The good news is, now there’s a means through which people in those countries can access Twitter on their smartphones.
FireTweet app gives Android smartphone users without internet access an opportunity to experience Twitter just like everyone else.
Lantern a company which makes a computer application giving desktop internet access to people with blocked or censored access is responsible for creating FireTweet. Lantern is the brainchild of one of the pioneers of the peer-to-peer (p2p) file sharing network LimeWire, Adam Fisk
Like Limewire, Lantern utilizes a comparable P2P system, which connects a censored user with another person whose web is not blocked. Lantern’s objective is to guarantee that the individuals who need complete internet access get it. Furthermore, Fisk says, it meets expectations day and night sidestepping national online blockers.
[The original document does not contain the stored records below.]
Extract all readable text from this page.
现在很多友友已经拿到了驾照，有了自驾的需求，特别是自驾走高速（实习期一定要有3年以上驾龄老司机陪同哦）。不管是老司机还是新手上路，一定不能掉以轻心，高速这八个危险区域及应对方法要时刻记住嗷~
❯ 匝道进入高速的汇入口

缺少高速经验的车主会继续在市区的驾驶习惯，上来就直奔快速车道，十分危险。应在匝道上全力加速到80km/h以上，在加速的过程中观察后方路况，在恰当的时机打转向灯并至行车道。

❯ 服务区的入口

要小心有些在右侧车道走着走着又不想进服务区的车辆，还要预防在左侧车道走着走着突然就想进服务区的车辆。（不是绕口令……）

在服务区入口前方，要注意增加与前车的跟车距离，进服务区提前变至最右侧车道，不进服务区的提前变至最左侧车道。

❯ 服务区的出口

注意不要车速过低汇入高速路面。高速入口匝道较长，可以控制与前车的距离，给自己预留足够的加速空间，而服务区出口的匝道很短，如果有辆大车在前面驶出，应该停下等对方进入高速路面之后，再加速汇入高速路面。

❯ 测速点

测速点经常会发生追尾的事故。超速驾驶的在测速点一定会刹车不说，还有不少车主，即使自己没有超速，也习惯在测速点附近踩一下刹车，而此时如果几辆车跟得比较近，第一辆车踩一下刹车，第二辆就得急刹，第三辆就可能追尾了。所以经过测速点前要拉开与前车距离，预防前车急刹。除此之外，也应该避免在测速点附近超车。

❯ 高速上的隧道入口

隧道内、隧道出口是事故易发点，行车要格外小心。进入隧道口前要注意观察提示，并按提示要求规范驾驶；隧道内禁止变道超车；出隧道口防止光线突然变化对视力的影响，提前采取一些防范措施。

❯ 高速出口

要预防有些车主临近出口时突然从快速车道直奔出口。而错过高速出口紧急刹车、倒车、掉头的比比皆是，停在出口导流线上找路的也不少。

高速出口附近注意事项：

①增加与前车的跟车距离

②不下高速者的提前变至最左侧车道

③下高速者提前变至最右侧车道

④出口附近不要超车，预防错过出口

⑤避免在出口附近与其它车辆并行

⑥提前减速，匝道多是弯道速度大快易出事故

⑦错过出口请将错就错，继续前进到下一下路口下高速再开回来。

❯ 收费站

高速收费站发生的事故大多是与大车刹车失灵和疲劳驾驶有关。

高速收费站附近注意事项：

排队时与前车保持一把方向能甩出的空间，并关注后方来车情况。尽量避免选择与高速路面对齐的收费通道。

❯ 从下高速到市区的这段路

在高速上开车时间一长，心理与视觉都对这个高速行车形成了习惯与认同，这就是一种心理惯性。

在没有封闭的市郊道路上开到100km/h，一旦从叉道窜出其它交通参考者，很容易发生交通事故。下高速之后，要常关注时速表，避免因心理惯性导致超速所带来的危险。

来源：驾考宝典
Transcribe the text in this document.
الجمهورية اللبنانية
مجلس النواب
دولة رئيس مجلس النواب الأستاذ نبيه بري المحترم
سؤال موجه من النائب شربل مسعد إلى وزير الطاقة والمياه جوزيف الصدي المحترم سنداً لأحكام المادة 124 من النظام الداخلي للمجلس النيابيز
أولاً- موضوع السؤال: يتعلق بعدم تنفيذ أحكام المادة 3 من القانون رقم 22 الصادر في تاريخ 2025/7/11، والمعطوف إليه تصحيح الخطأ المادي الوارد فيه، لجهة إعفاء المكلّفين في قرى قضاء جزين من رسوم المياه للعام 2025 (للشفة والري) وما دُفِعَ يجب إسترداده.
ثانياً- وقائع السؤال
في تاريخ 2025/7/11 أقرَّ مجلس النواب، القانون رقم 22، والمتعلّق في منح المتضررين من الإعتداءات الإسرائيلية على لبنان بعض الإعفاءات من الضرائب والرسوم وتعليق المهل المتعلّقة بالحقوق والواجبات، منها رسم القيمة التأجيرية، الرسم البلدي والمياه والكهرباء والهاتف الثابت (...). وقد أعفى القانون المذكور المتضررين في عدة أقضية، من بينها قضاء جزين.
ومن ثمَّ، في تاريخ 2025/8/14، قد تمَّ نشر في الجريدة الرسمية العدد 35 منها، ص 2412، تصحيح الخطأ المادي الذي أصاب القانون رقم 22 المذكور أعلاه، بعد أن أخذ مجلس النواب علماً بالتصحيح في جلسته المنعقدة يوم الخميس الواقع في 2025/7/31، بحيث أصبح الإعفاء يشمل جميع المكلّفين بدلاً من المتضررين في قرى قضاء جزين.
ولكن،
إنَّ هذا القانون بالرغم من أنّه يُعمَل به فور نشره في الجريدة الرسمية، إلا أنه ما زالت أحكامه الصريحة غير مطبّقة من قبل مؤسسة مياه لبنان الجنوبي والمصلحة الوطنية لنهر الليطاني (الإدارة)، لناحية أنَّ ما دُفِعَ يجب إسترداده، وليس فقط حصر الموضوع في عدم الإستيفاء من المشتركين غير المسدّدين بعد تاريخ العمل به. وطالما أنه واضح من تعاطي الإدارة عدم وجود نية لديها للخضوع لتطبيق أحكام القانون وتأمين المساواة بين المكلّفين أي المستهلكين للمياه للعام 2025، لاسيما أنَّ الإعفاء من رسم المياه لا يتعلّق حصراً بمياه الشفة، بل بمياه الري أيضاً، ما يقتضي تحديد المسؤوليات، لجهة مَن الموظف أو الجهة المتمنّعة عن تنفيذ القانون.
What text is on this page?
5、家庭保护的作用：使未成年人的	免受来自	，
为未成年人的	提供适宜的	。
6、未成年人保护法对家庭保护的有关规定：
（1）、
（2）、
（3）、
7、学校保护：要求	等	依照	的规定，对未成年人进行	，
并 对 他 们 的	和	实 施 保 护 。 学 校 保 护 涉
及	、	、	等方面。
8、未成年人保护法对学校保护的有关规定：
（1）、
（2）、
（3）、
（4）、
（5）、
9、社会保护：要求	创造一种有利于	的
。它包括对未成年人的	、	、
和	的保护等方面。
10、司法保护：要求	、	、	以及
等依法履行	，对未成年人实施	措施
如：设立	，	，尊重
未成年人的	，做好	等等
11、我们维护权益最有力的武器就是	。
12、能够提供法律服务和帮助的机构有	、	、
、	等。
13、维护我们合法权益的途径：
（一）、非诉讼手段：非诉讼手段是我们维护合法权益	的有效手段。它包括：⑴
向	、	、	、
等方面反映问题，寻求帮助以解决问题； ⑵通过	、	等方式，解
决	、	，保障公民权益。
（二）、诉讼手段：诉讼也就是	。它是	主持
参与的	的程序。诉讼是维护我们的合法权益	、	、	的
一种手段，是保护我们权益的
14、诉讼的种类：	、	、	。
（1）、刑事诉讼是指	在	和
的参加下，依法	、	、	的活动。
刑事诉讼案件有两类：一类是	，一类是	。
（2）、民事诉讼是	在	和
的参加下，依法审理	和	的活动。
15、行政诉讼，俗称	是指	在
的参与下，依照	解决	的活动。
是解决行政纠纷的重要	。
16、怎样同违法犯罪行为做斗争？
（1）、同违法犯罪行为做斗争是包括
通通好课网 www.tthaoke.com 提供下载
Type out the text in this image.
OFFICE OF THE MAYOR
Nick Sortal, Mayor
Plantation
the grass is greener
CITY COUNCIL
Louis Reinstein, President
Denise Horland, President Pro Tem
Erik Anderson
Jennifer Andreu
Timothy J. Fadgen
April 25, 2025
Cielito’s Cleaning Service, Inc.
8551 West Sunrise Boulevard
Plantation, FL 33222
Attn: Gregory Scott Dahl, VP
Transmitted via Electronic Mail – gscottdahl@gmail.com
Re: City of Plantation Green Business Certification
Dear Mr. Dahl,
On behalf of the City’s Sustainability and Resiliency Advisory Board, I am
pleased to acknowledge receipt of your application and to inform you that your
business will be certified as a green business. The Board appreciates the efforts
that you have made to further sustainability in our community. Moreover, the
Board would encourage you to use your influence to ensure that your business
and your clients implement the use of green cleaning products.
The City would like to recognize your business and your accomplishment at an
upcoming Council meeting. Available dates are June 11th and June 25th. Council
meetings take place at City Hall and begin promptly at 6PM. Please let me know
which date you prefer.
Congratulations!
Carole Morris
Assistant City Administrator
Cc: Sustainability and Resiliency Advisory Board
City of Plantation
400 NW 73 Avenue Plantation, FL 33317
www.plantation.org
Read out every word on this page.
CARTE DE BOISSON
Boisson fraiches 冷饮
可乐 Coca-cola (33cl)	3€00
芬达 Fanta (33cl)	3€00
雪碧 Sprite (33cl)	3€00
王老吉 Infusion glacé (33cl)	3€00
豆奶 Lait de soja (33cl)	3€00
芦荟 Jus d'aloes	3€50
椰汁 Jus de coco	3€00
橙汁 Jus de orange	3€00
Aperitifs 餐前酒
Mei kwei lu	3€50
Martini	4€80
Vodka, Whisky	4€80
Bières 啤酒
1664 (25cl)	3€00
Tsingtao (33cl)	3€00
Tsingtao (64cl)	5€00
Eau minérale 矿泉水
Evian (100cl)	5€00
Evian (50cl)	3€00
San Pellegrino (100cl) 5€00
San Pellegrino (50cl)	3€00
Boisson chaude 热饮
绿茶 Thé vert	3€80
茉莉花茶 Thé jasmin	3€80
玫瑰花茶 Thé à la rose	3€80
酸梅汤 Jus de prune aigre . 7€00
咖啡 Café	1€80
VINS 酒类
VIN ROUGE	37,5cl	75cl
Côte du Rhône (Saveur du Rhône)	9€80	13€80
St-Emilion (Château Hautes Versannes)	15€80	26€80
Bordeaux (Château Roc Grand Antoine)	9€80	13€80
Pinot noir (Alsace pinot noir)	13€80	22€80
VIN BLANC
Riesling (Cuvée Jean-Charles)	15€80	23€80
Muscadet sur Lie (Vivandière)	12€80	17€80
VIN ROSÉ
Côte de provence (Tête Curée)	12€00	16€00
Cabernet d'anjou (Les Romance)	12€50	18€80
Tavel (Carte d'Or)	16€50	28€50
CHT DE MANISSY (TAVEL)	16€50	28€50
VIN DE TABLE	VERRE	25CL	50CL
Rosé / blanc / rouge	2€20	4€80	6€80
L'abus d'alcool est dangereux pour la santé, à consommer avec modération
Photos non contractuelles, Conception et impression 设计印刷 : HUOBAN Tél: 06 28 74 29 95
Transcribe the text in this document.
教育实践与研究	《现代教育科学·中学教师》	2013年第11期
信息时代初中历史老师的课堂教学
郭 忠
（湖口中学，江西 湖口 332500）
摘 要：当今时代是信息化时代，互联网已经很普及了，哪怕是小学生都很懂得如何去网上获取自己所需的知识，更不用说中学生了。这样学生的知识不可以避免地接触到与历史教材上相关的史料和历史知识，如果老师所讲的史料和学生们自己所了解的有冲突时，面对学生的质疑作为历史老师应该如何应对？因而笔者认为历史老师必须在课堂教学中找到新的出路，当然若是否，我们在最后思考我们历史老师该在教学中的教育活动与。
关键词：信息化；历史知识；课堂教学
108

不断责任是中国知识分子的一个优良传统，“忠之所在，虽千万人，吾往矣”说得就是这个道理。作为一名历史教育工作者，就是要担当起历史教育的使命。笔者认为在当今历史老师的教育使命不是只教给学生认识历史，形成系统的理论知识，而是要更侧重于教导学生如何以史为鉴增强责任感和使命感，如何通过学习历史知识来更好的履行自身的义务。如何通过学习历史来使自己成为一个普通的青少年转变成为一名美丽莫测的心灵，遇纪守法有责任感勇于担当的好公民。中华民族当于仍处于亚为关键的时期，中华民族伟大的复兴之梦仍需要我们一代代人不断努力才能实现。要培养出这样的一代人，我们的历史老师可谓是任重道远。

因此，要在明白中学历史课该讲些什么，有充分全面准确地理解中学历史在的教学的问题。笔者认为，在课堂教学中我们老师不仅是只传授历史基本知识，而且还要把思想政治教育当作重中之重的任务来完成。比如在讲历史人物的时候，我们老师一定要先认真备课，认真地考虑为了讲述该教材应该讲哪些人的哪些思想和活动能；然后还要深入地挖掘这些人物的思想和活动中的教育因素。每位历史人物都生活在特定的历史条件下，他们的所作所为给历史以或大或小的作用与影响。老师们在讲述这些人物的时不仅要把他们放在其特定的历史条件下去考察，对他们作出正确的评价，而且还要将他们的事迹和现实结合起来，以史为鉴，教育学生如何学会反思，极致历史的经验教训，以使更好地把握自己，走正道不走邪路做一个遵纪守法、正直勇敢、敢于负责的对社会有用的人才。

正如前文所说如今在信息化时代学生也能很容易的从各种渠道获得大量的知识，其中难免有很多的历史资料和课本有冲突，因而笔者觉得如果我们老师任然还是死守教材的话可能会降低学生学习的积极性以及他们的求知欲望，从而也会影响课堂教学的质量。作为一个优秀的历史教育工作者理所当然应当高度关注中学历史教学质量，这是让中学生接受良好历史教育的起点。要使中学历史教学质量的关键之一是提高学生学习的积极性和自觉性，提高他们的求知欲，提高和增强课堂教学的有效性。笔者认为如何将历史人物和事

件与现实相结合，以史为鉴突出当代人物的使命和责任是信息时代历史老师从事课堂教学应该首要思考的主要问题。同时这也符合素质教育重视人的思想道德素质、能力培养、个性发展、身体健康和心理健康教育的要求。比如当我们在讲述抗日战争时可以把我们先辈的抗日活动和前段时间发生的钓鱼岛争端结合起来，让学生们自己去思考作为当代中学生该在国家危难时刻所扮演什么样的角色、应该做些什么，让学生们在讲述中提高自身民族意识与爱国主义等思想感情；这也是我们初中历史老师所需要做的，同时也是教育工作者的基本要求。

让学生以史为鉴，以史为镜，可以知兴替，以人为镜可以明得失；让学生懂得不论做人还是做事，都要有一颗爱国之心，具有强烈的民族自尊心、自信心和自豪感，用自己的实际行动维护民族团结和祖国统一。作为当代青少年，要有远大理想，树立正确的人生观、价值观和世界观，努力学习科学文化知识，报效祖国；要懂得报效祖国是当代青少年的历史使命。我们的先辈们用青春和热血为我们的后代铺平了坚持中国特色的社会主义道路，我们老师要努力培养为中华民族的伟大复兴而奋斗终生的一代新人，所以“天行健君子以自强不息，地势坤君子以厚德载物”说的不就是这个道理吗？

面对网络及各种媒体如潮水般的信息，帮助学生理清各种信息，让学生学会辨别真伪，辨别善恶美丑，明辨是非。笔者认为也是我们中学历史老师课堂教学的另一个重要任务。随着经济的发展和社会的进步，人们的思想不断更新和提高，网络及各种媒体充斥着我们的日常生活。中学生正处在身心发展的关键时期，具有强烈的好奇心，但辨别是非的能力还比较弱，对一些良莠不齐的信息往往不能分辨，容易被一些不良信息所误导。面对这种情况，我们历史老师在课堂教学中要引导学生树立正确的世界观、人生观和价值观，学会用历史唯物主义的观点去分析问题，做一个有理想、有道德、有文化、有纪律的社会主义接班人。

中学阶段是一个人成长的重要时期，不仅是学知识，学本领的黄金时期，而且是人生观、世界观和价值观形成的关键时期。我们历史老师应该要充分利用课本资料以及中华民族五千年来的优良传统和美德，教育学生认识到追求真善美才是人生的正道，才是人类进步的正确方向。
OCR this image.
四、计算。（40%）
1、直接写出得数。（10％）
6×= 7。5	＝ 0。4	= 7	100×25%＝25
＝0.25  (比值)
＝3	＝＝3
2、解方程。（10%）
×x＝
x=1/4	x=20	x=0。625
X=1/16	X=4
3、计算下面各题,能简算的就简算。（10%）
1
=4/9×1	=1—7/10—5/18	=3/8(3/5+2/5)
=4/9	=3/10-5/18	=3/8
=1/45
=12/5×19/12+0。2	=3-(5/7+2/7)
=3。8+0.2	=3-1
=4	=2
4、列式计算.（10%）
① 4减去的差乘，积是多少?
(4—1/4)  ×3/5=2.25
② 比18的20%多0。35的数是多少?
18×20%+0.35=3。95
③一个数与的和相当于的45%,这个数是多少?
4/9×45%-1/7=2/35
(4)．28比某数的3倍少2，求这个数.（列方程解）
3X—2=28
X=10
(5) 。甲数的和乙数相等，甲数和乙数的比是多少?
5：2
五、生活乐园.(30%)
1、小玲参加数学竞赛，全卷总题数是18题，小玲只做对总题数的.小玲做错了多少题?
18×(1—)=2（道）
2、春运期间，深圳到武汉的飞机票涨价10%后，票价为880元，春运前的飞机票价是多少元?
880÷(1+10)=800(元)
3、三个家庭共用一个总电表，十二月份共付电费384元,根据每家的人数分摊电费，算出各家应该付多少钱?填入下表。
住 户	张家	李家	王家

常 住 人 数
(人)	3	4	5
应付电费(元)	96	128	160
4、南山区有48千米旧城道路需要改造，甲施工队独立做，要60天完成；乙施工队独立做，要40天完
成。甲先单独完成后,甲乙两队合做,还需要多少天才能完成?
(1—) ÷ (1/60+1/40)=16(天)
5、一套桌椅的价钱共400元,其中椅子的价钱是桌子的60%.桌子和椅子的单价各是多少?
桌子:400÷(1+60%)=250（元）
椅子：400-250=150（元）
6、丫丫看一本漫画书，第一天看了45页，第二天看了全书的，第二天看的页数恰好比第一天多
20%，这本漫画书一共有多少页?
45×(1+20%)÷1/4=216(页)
“Our goal is just access,” Fisk was heard saying.
For the last two years Fisk and his group at Lantern have been building out their technology to make it possible for anyone to have access to the internet, no matter the regime. FireTweet is now bringing this to mobile.
According to Fisk, FireTweet was first devised at a hackathon in Spain. “It started out as an experiment,” he said. He went on: “The idea is that FireTweet uses all of Lantern’s existing infrastructure to get around censors.”
Now the app has officially launched and Fisk and his team get to see if it really works. He said that he hopes to see hundreds of thousands of users adopt the app. But first he needs to get the word out. This will admittedly be a difficult task.
To do that, the people at Lantern are teaming up with various media companies to let Iranian and Chinese citizens know about the program. They will also be doing other online campaigns to try and get their app more widely known.
Fisk adds that iOS will be the next frontier. How soon? According to developer, it’ll likely be “later this year sometime.”
what do you think of Frisk’s invention? Use the comments section below to voice your opinion.